You can also engage with people individually during regular one-on-one meetings or quarterly performance reviews. Ask specific questions about their level of engagement, confidence, energy and motivation. And anytime you notice an issue with a specific employee, you can always pull them aside and have a conversation. Are they feeling overloaded? Is there something going on? Are they looking for something else? By understanding the employee’s unique concerns and difficulties, you can sometimes fix the problem before it gets worse. The important thing is to be supportive. Listen actively and avoid blaming. Try to come up with a mutually agreeable solution.
If you’re struggling to keep your team motivated, you might benefit from an employee engagement platform.
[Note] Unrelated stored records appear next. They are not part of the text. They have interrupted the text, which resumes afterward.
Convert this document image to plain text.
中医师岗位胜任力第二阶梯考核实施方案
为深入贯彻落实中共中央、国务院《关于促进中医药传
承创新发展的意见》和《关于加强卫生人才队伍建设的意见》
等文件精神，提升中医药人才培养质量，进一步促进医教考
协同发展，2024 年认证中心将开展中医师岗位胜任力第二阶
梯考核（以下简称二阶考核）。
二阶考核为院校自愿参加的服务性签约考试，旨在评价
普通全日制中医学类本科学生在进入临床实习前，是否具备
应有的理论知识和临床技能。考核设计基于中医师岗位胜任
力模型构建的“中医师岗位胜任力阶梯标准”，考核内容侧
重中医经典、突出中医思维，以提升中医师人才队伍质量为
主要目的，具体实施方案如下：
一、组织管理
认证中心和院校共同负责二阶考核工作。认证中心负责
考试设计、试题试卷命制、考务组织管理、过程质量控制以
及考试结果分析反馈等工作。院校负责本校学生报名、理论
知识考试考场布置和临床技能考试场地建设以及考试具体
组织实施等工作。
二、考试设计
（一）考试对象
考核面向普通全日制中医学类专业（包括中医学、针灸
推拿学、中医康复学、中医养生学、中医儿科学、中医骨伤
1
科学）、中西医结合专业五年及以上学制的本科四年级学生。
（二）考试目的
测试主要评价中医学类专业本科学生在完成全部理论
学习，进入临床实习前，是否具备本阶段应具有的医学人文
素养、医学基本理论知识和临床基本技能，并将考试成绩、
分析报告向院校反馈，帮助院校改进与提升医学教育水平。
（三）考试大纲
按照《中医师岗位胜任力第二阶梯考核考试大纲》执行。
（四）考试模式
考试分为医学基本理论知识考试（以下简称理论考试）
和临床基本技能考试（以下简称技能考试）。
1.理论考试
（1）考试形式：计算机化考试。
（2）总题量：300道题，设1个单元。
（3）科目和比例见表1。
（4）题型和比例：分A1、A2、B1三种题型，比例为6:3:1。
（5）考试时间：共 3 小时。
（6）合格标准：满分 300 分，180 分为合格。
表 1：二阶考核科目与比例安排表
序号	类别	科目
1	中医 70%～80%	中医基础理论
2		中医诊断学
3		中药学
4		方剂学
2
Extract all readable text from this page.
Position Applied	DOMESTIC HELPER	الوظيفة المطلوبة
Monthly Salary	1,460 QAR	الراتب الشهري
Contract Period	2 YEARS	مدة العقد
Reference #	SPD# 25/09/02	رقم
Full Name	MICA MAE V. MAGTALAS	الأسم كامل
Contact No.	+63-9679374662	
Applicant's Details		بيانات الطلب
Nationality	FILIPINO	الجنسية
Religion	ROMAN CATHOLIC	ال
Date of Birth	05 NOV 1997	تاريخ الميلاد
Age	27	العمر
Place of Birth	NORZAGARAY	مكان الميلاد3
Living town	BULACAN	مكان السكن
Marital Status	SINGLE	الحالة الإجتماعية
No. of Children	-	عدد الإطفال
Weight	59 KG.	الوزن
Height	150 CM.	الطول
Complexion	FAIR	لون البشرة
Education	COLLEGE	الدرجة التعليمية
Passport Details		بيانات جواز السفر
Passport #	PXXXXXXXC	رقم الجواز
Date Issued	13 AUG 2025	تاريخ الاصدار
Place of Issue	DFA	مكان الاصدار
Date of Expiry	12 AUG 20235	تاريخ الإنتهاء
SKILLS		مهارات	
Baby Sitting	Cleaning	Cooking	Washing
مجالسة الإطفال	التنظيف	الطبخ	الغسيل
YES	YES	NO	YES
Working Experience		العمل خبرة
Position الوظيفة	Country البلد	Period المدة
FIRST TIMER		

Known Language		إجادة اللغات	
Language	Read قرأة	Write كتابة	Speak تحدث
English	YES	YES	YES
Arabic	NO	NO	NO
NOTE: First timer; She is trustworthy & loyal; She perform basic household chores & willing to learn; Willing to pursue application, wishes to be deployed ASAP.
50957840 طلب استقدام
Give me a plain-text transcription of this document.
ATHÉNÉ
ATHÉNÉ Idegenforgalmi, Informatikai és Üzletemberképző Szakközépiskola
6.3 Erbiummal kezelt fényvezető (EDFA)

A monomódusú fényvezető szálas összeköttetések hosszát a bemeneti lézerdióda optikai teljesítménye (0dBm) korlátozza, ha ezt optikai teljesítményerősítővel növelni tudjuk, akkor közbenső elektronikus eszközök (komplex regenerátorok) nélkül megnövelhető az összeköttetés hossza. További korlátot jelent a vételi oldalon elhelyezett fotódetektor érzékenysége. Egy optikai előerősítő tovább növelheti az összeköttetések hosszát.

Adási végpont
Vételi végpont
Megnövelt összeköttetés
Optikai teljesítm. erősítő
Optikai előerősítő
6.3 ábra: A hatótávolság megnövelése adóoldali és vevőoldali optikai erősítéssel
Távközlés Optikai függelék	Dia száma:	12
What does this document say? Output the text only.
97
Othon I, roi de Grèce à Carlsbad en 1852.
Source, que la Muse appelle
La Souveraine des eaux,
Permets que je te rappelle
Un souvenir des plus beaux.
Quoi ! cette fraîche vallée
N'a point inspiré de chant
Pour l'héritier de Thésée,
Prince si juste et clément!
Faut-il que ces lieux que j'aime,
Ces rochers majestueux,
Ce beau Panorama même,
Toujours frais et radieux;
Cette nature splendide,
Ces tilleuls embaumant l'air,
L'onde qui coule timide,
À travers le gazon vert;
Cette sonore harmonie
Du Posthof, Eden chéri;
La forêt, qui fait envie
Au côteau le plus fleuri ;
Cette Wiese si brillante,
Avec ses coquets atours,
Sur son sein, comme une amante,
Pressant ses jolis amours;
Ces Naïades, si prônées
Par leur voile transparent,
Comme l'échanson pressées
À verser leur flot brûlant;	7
Axonify supports continuous engagement by providing centralized communication for the whole team, streamlining the training process and offering performance management tools to help each team member better understand the value they bring to the organization. Axonify has built-in surveys and engagement metrics so you can keep track of morale and always respond accordingly.
Quiet quitting may be an ambiguous buzzword, but it reflects a very real sentiment. Here are a few things we can learn from it:
- Reduced effort is often a sign of burnout; take steps to minimize employee exhaustion.
- Communicating expectations is critical for any job—and it’s okay if not everyone exceeds those expectations.
- If you want employees to do their best, the key is to promote an engaged workforce.
And remember, trending topics are ephemeral, but taking care of your employees is always beneficial.